The JJC manages a continuum of care that includes three secure facilities and 10 residential community homes that provide programming, support and opportunities designed to help youth grow and thrive, and return home as independent and productive members of their communities.

Last year, the JJC announced its intent to develop a consortium of community-based service providers to engage youth in a variety of activities that support personal growth and development. A competitive funding opportunity resulted in the selection of 17 providers with a focus on those in locations where JJC youth will reside when they return home. The providers all have strong ties to their communities and have made significant investments to support and transform individuals and families. This focus has ensured that the service providers themselves are representative of the youth of color who comprise the majority of the JJC’s youth. Providers with specific understanding of female youth are also an important part of the consortium, with many services being provided by women of color.

As a result of the public health crisis, the JJC emphasized the importance of providers offering services virtually and transitioning to in-person service delivery when appropriate. The providers include individuals, businesses and nonprofit organizations that offer educational, engaging and unique programmatic opportunities for youth.

In early 2021, consortium members will begin providing services in the following categories: art and design; media; sports and physical recreation; language arts; music; culture; drama and theater; and self-care and wellness.

“Bringing more community-based services to the young people in our state’s residential care facilities will not only help prepare them for success when they return home, but will also reduce recidivism,” Grewal said. “With today’s announcement detailing the new and innovative community-based programs available to them, our Juvenile Justice Commission continues to build on the transformational work it is doing to improve the lives of justice-involved youth in our state and reduce the number of young people in its care.”

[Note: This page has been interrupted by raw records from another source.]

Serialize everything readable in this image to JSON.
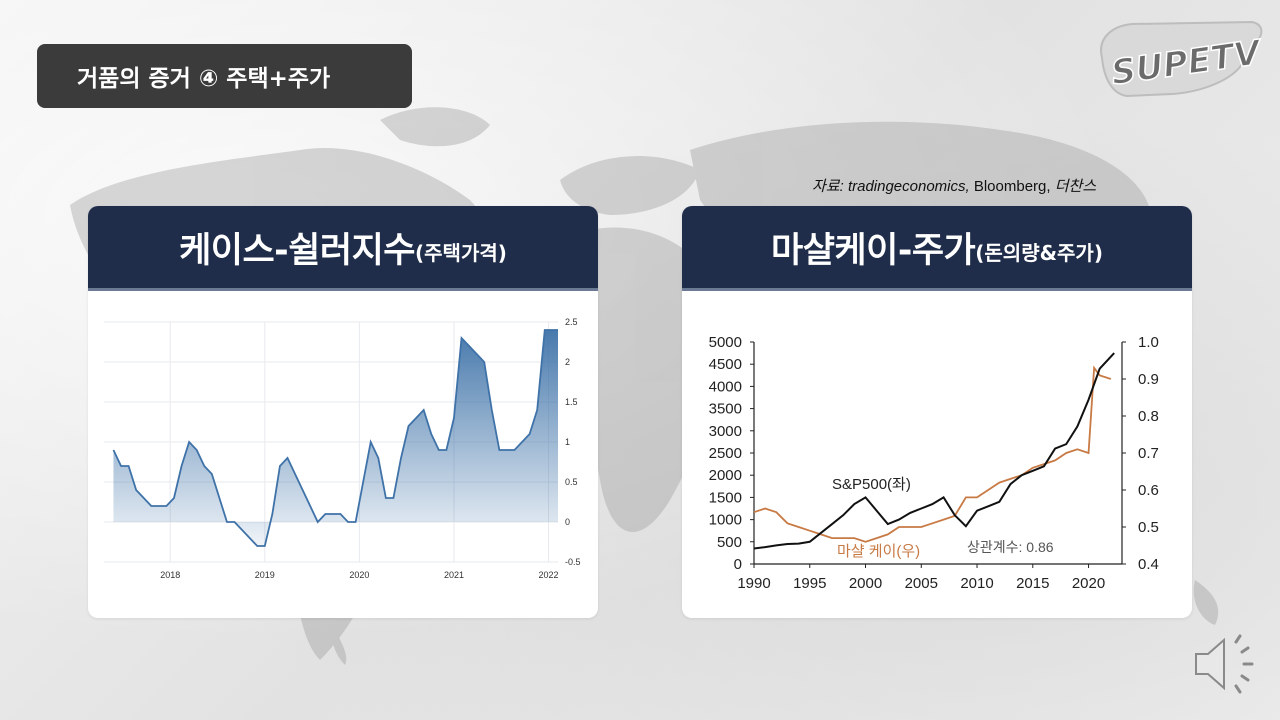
{
  "slide": {
    "title": "거품의 증거 ④ 주택+주가",
    "logo_text": "SUPETV",
    "source": {
      "prefix": "자료: ",
      "italic": "tradingeconomics,",
      "normal": " Bloomberg, ",
      "tail": "더찬스"
    },
    "speaker_icon": "speaker-icon"
  },
  "panels": {
    "left": {
      "title_big": "케이스-쉴러지수",
      "title_small": "(주택가격)"
    },
    "right": {
      "title_big": "마샬케이-주가",
      "title_small": "(돈의량&주가)"
    }
  },
  "chart_data": [
    {
      "type": "area",
      "title": "케이스-쉴러지수(주택가격)",
      "xlabel": "",
      "ylabel": "",
      "x_ticks": [
        "2018",
        "2019",
        "2020",
        "2021",
        "2022"
      ],
      "x_tick_values": [
        2018,
        2019,
        2020,
        2021,
        2022
      ],
      "y_ticks": [
        "2.5",
        "2",
        "1.5",
        "1",
        "0.5",
        "0",
        "-0.5"
      ],
      "ylim": [
        -0.5,
        2.5
      ],
      "xlim": [
        2017.3,
        2022.1
      ],
      "y_axis_side": "right",
      "grid": true,
      "color": "#3e72a8",
      "x": [
        2017.4,
        2017.48,
        2017.56,
        2017.64,
        2017.72,
        2017.8,
        2017.88,
        2017.96,
        2018.04,
        2018.12,
        2018.2,
        2018.28,
        2018.36,
        2018.44,
        2018.52,
        2018.6,
        2018.68,
        2018.76,
        2018.84,
        2018.92,
        2019.0,
        2019.08,
        2019.16,
        2019.24,
        2019.32,
        2019.4,
        2019.48,
        2019.56,
        2019.64,
        2019.72,
        2019.8,
        2019.88,
        2019.96,
        2020.04,
        2020.12,
        2020.2,
        2020.28,
        2020.36,
        2020.44,
        2020.52,
        2020.6,
        2020.68,
        2020.76,
        2020.84,
        2020.92,
        2021.0,
        2021.08,
        2021.16,
        2021.24,
        2021.32,
        2021.4,
        2021.48,
        2021.56,
        2021.64,
        2021.72,
        2021.8,
        2021.88,
        2021.96,
        2022.04,
        2022.1
      ],
      "values": [
        0.9,
        0.7,
        0.7,
        0.4,
        0.3,
        0.2,
        0.2,
        0.2,
        0.3,
        0.7,
        1.0,
        0.9,
        0.7,
        0.6,
        0.3,
        0.0,
        0.0,
        -0.1,
        -0.2,
        -0.3,
        -0.3,
        0.1,
        0.7,
        0.8,
        0.6,
        0.4,
        0.2,
        0.0,
        0.1,
        0.1,
        0.1,
        0.0,
        0.0,
        0.5,
        1.0,
        0.8,
        0.3,
        0.3,
        0.8,
        1.2,
        1.3,
        1.4,
        1.1,
        0.9,
        0.9,
        1.3,
        2.3,
        2.2,
        2.1,
        2.0,
        1.4,
        0.9,
        0.9,
        0.9,
        1.0,
        1.1,
        1.4,
        2.4,
        2.4,
        2.4
      ]
    },
    {
      "type": "line",
      "title": "마샬케이-주가(돈의량&주가)",
      "xlabel": "",
      "ylabel": "",
      "x_ticks": [
        "1990",
        "1995",
        "2000",
        "2005",
        "2010",
        "2015",
        "2020"
      ],
      "x_tick_values": [
        1990,
        1995,
        2000,
        2005,
        2010,
        2015,
        2020
      ],
      "xlim": [
        1990,
        2023
      ],
      "y_left_ticks": [
        "5000",
        "4500",
        "4000",
        "3500",
        "3000",
        "2500",
        "2000",
        "1500",
        "1000",
        "500",
        "0"
      ],
      "ylim_left": [
        0,
        5000
      ],
      "y_right_ticks": [
        "1.0",
        "0.9",
        "0.8",
        "0.7",
        "0.6",
        "0.5",
        "0.4"
      ],
      "ylim_right": [
        0.4,
        1.0
      ],
      "grid": false,
      "annotations": [
        {
          "text": "S&P500(좌)"
        },
        {
          "text": "마샬 케이(우)"
        },
        {
          "text": "상관계수: 0.86"
        }
      ],
      "series": [
        {
          "name": "S&P500(좌)",
          "axis": "left",
          "color": "#111111",
          "x": [
            1990,
            1991,
            1992,
            1993,
            1994,
            1995,
            1996,
            1997,
            1998,
            1999,
            2000,
            2001,
            2002,
            2003,
            2004,
            2005,
            2006,
            2007,
            2008,
            2009,
            2010,
            2011,
            2012,
            2013,
            2014,
            2015,
            2016,
            2017,
            2018,
            2019,
            2020,
            2021,
            2022.3
          ],
          "values": [
            350,
            380,
            420,
            450,
            460,
            500,
            700,
            900,
            1100,
            1350,
            1500,
            1200,
            900,
            1000,
            1150,
            1250,
            1350,
            1500,
            1100,
            850,
            1200,
            1300,
            1400,
            1800,
            2000,
            2100,
            2200,
            2600,
            2700,
            3100,
            3700,
            4400,
            4750
          ]
        },
        {
          "name": "마샬 케이(우)",
          "axis": "right",
          "color": "#c87a45",
          "x": [
            1990,
            1991,
            1992,
            1993,
            1994,
            1995,
            1996,
            1997,
            1998,
            1999,
            2000,
            2001,
            2002,
            2003,
            2004,
            2005,
            2006,
            2007,
            2008,
            2009,
            2010,
            2011,
            2012,
            2013,
            2014,
            2015,
            2016,
            2017,
            2018,
            2019,
            2020,
            2020.5,
            2021,
            2022
          ],
          "values": [
            0.54,
            0.55,
            0.54,
            0.51,
            0.5,
            0.49,
            0.48,
            0.47,
            0.47,
            0.47,
            0.46,
            0.47,
            0.48,
            0.5,
            0.5,
            0.5,
            0.51,
            0.52,
            0.53,
            0.58,
            0.58,
            0.6,
            0.62,
            0.63,
            0.64,
            0.66,
            0.67,
            0.68,
            0.7,
            0.71,
            0.7,
            0.93,
            0.91,
            0.9
          ]
        }
      ]
    }
  ]
}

“The JJC’s Community-Based Services Consortium will enhance the programming and supports currently provided by the JJC through its existing educational and rehabilitative service continuum,” JJC acting Executive Director Jennifer LeBaron said. “Through the wide array of prosocial programs that consortium members will deliver, young people will be afforded the opportunity to expand their horizons and to develop critical connections to community members that strengthen the supports available to them upon returning home. Opportunity and support are key to achieving positive outcomes among youth involved in the juvenile justice system.”

Among the Community-Based Services Consortium members is Universe Konadu of Newark. Universe Konadu is dedicated to empowering girls and women by providing mentorship, self-care tools, character/social skills development, independent living skills, and access to post-secondary education opportunities, internships and business ownership. Specifically, the SEEDS! Peer-to-Peer program is designed to empower those who have experienced trauma to take responsibility and shape their futures. Personalized small group mentoring sessions focus on education planning, financial literacy, goal-setting, leadership, decision-making, critical thinking, problem-solving, effective communication, stress and anger management, interpersonal relationship skills, empathy/compassion for others, and social justice.